An ATV typically includes three or four wheels disposed one behind the other along each side of the vehicle, the axles of which usually are all constrained to move in unison by means of gears and chains. The vehicle is skid-steered.
Typically, an ATV has no suspension in the normal sense. The tires are extremely elastic and provide all the suspension resilience that is needed.
The tires are set to a very low pressure, typically in the region of one sixth of atmospheric pressure. Such tires are very flexible, and the bulge of the tire, where the weight of the ATV rests on it, is very marked. The difference in width between a bulged and an unbulged tire profile can be around 4 cm.
An ATV has an extremely powerful drive capability over most off-road surfaces.
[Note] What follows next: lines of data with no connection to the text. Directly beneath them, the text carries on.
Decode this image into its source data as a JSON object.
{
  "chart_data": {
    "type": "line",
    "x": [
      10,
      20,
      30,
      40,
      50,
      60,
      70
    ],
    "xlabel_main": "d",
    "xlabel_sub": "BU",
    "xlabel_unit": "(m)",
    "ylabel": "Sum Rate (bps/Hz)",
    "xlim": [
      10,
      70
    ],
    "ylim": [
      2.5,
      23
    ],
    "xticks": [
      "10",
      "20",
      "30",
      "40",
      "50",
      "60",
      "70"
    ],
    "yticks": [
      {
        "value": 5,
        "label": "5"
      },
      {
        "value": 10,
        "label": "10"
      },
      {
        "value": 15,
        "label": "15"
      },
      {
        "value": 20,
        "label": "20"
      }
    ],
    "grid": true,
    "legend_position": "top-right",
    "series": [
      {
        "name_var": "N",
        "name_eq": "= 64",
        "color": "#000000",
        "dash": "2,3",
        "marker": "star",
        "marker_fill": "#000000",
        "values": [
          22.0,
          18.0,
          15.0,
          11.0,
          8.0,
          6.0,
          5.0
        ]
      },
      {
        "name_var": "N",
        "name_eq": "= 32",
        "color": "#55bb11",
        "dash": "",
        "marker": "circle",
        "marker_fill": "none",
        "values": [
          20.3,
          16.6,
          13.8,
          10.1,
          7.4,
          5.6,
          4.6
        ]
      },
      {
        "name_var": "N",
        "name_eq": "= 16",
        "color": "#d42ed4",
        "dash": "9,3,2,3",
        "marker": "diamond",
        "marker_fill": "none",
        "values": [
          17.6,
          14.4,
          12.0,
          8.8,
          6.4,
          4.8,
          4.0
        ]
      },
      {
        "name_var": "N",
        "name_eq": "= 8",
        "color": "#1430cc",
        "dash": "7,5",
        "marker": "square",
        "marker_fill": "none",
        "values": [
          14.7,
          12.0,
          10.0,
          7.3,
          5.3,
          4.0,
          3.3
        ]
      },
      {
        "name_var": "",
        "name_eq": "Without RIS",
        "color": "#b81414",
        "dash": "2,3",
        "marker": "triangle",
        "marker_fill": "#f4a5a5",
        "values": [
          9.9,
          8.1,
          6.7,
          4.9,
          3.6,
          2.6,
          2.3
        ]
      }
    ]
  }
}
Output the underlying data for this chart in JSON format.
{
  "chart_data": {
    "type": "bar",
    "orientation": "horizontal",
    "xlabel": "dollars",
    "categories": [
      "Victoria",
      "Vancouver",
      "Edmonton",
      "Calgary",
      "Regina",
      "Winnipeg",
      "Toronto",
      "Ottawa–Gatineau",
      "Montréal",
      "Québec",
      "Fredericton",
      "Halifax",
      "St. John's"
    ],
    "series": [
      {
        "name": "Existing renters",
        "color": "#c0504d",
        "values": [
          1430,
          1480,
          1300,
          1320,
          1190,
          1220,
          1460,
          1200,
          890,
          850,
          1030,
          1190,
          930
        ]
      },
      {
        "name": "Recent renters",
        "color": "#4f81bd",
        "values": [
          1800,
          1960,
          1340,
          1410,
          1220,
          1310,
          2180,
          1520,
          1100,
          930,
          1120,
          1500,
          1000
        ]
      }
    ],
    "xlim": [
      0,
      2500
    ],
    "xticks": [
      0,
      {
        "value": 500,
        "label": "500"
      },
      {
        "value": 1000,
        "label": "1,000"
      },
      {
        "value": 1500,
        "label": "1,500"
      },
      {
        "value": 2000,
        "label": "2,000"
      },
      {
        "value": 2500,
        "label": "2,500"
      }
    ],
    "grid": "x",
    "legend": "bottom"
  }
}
Even so, the ATV user sometimes finds it desirable to fit tracks over the wheels to improve the traction when travelling over such surfaces, for example, as wet snow upon hard ice, or just-thawing mud.
Optional add-on tracks are therefore offered by ATV manufacturers for fitting over the tires.
If such a track is allowed to wander sideways with respect to the tires, then it soon happens that the very flexible tires start to climb over the segments of the track, and the track is shed. Experience has shown that if the track has a permitted slack on the wheel of more than a millimetre or two, measured laterally of the track, the track will not stay on.
It has been proposed to locate the segments from the sides of the laden, bulged profile of the tires. The segment is inevitably therefore well clear of the unbulged profile. This is not satisfactory.
In this case, the track being in contact with half the circumference each of the front and back wheels of the ATV, the track is not located laterally until it is right under these wheels.
Those parts of the track not actually under the wheels are in engagement with the unbulged, unloaded profile of the wheel, and are not adequately located laterally. The result is that the tires climb out of the tracks.
To cure the track-shedding problem, manufacturers have found it necessary hitherto to locate the tires from the unbulged profile. This is effective to retain the track on the ATV, but it carries the great disadvantage that the bulge of the tire now has to squeeze through the segments of the track, since the track is adapted to engage the unbulged profile of the tire.
So much engine-power is required to squeeze the tires through the segments that the top-speed of the ATV is reduced, typically, by as much as 50%. And also, the constant manipulation of the loaded part of the tire can lead to early tire failure.